At the same time, however, the BoE also upgraded its 2013 GDP forecast to 1.5% vs. 1.2% in May, and more significantly, upgraded the 2014 GDP forecast to 2.7% from 1.9%. In other words, the central bank expects easy monetary policy to fuel significantly stronger growth next year.
If the central bank's growth forecast is on target and the momentum is sustained into 2015, we would not be surprised if the unemployment rate falls faster than the central bank currently anticipates. However, the Bank’s prediction that the 7% mark will not reached until late 2016 is an attempt to convey an ultra-dovish monetary-policy stance to the market.

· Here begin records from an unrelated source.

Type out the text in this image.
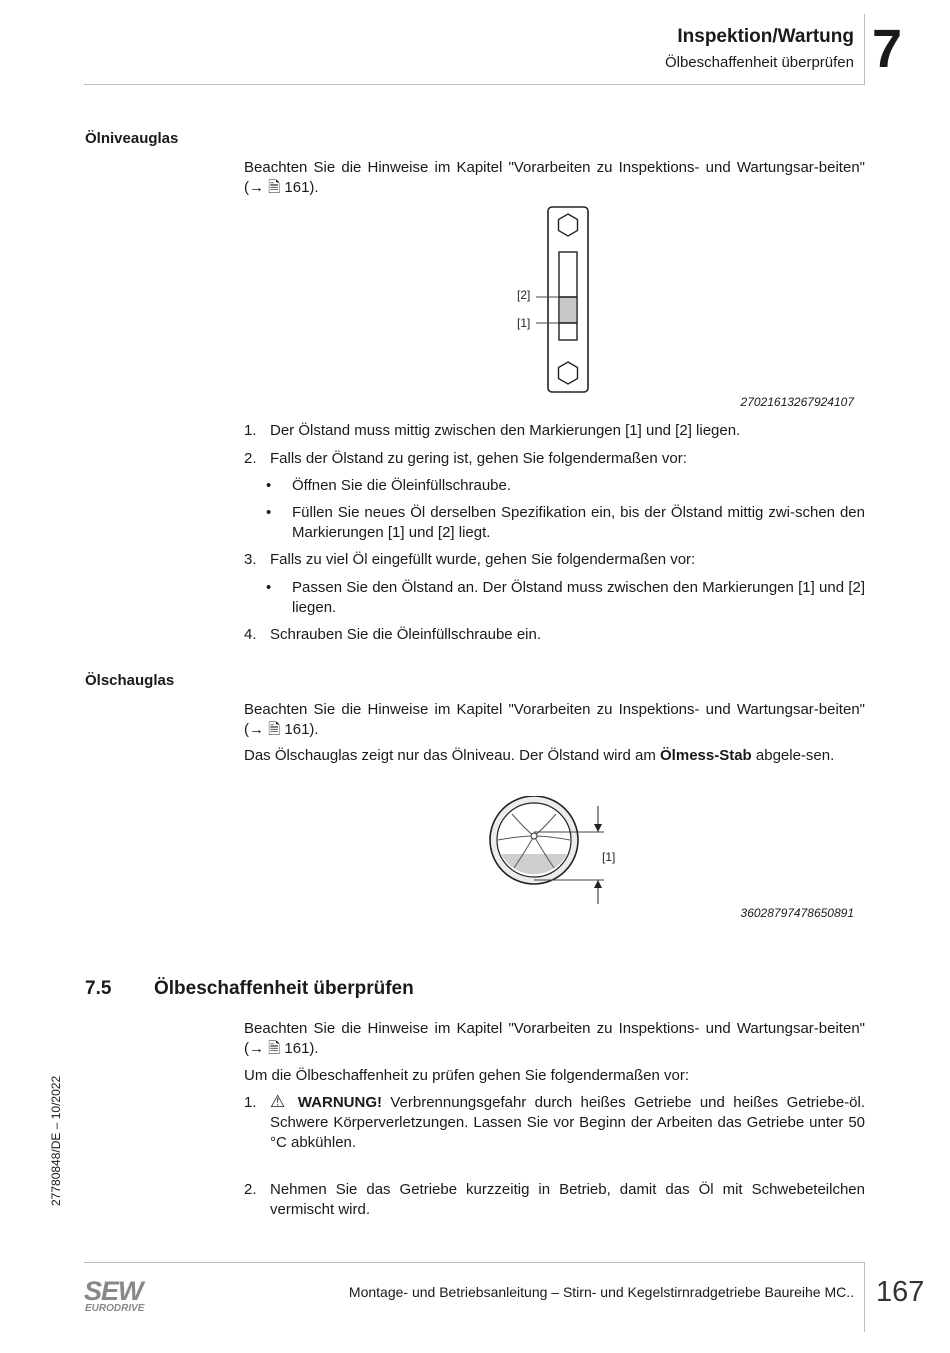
Inspektion/Wartung
Ölbeschaffenheit überprüfen 7
Ölniveauglas
Beachten Sie die Hinweise im Kapitel "Vorarbeiten zu Inspektions- und Wartungsar-beiten" (→ 🗎 161).
[2]
[1]
27021613267924107
1. Der Ölstand muss mittig zwischen den Markierungen [1] und [2] liegen.
2. Falls der Ölstand zu gering ist, gehen Sie folgendermaßen vor:
• Öffnen Sie die Öleinfüllschraube.
• Füllen Sie neues Öl derselben Spezifikation ein, bis der Ölstand mittig zwi-schen den Markierungen [1] und [2] liegt.
3. Falls zu viel Öl eingefüllt wurde, gehen Sie folgendermaßen vor:
• Passen Sie den Ölstand an. Der Ölstand muss zwischen den Markierungen [1] und [2] liegen.
4. Schrauben Sie die Öleinfüllschraube ein.
Ölschauglas
Beachten Sie die Hinweise im Kapitel "Vorarbeiten zu Inspektions- und Wartungsar-beiten" (→ 🗎 161).
Das Ölschauglas zeigt nur das Ölniveau. Der Ölstand wird am Ölmess-Stab abgele-sen.
[1]
36028797478650891
7.5 Ölbeschaffenheit überprüfen
Beachten Sie die Hinweise im Kapitel "Vorarbeiten zu Inspektions- und Wartungsar-beiten" (→ 🗎 161).
Um die Ölbeschaffenheit zu prüfen gehen Sie folgendermaßen vor:
1. ⚠ WARNUNG! Verbrennungsgefahr durch heißes Getriebe und heißes Getriebe-öl. Schwere Körperverletzungen. Lassen Sie vor Beginn der Arbeiten das Getriebe unter 50 °C abkühlen.
2. Nehmen Sie das Getriebe kurzzeitig in Betrieb, damit das Öl mit Schwebeteilchen vermischt wird.
27780848/DE – 10/2022
SEW
EURODRIVE
Montage- und Betriebsanleitung – Stirn- und Kegelstirnradgetriebe Baureihe MC.. 167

While sterling has since soared, the combination of dovish forward guidance and a higher GDP forecast means potential for more extended range trading in the GBPUSD. Gains should be capped at the June highs of 1.5750, and losses should be limited to the July lows at 1.48. This may be a wide range, but there has been significant GBPUSD volatility in recent weeks.
Canada’s Economy Takes a Surprising Hit
Finally, the Canadian dollar (CAD) extended its losses after the IVEY PMI index printed at its weakest level in eight months. Not only was this the first contraction in manufacturing activity since November 2012, but the index also fell far short of expectations.
Economists had been looking for the IVEY PMI index to rise to 57 from 55.3, but it instead dropped to 48.4. Combined with the 10.3% drop in building permits, the outlook for Canada's economy has now worsened, putting USDCAD at risk of hitting 1.05 in the near term.